TopicMessages = dict[str, list[Message]]
TypeMessages = dict[type, list[Message]]

def main() -> None:
    """Main function."""
    
    values = dotenv_values("/home/martin/dev/afft/.env")
    
    MESSAGE_DIR: Path = Path("/data/kingston_snv_01/acfr_messages_merged")
    MESSAGE_FILE: Path = MESSAGE_DIR / Path("r23685bc_20100605_021022_messages.txt")
    PROTOCOL_FILE: Path = Path("/home/martin/dev/afft/config/protocol/protocol_v1.toml")

    url: db.engine.URL = db.engine.URL.create(
        drivername="postgresql",
        database="acfr_auv_messages",
        host="localhost",
        port=5432,
        username=values.get("PG_USER"),
        password=values.get("PG_PASSWORD"),
    )

    # Create database from URL
    engine: db.Engine = db.create_engine(url)
    
    # Read message lines and configuration from file
    lines: list[str] = read_lines(Path(MESSAGE_FILE)).unwrap()
    config: dict = read_config(Path(PROTOCOL_FILE)).unwrap()

    protocol: MessageProtocol = build_message_protocol(config.get("message_maps"))

    # Parse message lines to types per topic
    topic_messages: TopicMessages = parse_message_lines(lines, protocol)

    for topic, messages in topic_messages.items():
        logger.info(f"Topic: {topic}, message count: {len(messages)}")

    # Flatten all message collections into a single list
    messages: list[Message] = reduce(lambda left, right: left + right, topic_messages.values())

    # Group messages by type, since they can be inserted into the same table
    type_messages: TypeMessages = collect_messages_by_type(messages)
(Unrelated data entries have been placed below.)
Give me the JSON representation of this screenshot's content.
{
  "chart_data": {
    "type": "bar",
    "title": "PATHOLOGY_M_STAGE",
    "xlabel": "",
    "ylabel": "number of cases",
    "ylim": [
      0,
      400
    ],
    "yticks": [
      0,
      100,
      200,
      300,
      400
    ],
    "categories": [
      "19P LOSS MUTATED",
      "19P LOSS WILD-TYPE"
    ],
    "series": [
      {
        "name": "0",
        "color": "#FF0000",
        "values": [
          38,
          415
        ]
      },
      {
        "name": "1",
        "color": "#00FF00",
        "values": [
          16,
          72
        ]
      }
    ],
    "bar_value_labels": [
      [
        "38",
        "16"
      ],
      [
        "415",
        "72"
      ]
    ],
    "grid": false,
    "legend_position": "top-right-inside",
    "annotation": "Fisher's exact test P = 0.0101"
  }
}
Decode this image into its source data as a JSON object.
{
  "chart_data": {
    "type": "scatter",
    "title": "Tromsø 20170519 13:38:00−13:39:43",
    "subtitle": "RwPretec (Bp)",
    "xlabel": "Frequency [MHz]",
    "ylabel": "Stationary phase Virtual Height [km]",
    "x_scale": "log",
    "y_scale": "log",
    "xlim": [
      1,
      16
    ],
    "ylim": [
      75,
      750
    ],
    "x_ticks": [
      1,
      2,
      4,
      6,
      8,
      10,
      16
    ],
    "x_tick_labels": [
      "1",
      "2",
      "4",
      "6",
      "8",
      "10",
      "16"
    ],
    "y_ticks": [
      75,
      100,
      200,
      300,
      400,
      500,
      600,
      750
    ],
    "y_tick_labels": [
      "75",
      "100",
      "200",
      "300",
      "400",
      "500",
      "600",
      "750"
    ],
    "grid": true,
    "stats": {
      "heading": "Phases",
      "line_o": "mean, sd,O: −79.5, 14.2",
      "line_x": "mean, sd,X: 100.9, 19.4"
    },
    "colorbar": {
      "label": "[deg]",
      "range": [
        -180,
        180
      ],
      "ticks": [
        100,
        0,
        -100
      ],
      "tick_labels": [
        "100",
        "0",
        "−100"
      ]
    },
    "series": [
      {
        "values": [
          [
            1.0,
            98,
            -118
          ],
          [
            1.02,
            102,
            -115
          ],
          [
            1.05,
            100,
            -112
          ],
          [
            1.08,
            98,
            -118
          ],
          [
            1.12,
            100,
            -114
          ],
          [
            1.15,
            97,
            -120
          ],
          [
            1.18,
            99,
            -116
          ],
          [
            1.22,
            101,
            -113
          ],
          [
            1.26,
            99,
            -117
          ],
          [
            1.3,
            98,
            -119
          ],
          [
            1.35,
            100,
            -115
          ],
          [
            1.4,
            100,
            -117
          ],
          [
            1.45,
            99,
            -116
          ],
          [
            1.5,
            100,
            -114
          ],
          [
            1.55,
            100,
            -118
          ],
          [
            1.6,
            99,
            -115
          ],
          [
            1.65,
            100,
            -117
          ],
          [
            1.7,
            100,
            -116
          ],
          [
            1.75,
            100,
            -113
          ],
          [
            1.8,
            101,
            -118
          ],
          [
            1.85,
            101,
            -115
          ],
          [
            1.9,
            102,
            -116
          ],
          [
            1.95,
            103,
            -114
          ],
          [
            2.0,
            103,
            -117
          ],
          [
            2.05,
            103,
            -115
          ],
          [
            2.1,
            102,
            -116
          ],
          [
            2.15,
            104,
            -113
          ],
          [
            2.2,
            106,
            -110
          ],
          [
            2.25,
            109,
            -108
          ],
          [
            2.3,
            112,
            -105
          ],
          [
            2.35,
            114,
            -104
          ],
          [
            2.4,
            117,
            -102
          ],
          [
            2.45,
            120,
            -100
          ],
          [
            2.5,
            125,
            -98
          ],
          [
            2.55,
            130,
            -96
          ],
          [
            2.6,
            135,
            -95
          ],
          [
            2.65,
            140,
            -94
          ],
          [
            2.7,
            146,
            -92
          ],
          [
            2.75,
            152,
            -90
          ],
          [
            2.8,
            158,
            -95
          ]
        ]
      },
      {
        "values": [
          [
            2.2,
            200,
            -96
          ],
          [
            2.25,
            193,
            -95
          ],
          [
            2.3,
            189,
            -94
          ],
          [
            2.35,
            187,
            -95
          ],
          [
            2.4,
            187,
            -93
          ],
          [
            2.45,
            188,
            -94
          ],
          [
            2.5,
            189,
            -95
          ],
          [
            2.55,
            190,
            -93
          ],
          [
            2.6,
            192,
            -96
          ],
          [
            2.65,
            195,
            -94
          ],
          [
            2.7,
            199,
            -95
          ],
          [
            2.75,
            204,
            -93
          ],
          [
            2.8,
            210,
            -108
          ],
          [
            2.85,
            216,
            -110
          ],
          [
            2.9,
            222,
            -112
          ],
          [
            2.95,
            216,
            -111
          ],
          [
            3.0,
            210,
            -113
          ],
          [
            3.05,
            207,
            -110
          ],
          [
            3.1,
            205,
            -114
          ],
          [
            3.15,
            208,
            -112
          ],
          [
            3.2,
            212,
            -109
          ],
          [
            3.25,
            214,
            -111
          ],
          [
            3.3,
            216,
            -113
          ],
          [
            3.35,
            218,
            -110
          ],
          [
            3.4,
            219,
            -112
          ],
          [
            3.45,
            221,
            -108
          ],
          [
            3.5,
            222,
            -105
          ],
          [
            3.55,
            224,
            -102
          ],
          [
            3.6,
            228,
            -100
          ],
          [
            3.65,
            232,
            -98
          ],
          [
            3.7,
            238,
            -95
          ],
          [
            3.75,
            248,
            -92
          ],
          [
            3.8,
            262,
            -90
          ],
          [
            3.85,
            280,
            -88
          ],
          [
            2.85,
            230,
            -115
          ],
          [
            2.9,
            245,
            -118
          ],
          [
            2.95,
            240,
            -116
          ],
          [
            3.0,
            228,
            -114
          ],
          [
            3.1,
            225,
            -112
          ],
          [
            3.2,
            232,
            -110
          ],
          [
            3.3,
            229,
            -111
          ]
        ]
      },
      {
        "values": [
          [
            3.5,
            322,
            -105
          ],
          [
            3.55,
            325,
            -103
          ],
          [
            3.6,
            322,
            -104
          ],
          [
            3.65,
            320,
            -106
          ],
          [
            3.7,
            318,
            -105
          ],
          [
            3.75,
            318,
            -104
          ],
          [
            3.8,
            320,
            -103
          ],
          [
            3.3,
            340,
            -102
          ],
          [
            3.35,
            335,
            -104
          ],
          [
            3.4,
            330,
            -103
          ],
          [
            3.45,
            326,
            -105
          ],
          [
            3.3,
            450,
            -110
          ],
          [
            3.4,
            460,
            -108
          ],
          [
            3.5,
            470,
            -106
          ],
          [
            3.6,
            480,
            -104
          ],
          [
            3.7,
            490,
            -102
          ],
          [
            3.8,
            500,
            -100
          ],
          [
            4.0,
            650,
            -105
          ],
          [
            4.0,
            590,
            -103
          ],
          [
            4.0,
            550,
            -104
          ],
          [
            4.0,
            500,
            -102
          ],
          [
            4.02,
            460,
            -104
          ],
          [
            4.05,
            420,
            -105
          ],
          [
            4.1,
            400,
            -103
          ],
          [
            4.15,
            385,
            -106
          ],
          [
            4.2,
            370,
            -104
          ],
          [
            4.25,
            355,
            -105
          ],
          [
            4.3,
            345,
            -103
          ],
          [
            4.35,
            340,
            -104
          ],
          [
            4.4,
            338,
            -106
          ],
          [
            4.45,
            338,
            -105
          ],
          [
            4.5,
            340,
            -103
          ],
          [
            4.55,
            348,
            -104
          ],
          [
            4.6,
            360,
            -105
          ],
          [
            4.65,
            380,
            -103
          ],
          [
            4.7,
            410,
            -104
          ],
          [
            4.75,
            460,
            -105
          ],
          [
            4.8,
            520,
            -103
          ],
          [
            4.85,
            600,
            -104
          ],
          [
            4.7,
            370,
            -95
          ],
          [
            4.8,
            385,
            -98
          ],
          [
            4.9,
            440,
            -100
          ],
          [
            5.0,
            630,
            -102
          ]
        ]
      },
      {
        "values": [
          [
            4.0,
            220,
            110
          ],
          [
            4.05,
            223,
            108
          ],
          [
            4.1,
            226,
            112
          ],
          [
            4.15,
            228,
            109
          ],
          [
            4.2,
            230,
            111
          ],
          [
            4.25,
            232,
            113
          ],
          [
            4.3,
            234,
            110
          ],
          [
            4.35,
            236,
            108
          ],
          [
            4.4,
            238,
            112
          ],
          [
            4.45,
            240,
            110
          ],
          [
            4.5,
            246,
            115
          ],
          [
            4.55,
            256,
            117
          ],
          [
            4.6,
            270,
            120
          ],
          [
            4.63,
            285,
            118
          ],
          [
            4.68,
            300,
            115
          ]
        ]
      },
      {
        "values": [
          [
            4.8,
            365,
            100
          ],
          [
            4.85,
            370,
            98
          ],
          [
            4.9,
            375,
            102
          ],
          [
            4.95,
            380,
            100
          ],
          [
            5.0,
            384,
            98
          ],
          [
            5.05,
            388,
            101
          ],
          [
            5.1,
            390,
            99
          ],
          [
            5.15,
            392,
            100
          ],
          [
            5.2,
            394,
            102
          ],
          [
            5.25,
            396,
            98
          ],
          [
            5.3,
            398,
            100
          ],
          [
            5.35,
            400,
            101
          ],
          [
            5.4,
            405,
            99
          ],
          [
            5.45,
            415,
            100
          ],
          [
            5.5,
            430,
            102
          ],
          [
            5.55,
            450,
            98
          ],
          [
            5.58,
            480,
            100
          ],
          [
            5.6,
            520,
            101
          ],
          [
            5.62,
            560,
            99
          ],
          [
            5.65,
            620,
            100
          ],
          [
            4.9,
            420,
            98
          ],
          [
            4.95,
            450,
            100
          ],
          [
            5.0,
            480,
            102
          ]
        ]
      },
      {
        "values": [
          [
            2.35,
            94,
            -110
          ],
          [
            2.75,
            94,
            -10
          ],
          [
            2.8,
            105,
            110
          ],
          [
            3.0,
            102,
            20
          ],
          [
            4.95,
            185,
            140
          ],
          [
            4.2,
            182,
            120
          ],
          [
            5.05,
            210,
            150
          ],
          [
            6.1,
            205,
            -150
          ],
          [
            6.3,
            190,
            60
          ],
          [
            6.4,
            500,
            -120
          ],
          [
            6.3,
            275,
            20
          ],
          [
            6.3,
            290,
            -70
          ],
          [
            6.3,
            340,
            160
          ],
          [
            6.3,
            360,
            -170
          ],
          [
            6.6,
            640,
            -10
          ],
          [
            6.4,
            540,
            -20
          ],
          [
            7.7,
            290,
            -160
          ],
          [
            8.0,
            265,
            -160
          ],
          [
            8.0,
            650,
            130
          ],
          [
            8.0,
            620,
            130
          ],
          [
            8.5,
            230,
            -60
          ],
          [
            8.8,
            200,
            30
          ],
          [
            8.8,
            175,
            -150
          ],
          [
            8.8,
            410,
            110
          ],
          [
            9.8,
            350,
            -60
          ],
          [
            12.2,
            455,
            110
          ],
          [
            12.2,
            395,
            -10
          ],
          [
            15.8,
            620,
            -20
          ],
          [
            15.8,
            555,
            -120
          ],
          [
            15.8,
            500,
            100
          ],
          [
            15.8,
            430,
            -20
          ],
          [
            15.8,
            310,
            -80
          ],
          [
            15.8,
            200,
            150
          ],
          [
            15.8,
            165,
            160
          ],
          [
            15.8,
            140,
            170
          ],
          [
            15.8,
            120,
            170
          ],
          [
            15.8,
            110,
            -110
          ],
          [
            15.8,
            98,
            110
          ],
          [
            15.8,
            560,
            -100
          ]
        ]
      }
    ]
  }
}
    for message_type, messages in type_messages.items():
        logger.info(f"Type: {message_type.__name__}, message count: {len(messages)}")
    
    
    # Mapping from message type to table name
    table_names: dict[type, str] = {
        message_types.ImageCaptureMessage: "image_capture",
        message_types.SeabirdCTDMessage: "ctd_seabird",
        message_types.AanderaaCTDMessage: "ctd_aanderaa",
        message_types.EcopuckMessage: "water_ecopuck",
        message_types.ParosciPressureMessage: "pressure_parosci",
        message_types.TeledyneDVLMessage: "dvl_teledyne",
        message_types.TrackLinkModemMessage: "modem_track_link",
        message_types.EvologicsModemMessage: "modem_evologics",
        message_types.MicronSonarMessage: "sonar_micron",
        message_types.OASonarMessage: "sonar_obstacle_avoidance",
        message_types.BatteryMessage: "batteries",
        message_types.ThrusterMessage: "thrusters",
    }

    
    for message_type, messages in type_messages.items():
        data_frame: pl.DataFrame = frame_messages(messages)
        table_name: Optional[str] = table_names.get(message_type)

        if not table_name:
            logger.warning(f"missing table name for type: {message_type}")
            
        match insert_data_frame_into(engine, table_name, data_frame):
            case Ok(_status):
                pass
            case Err(message):
                logger.error(message)

# Invoke main function
main()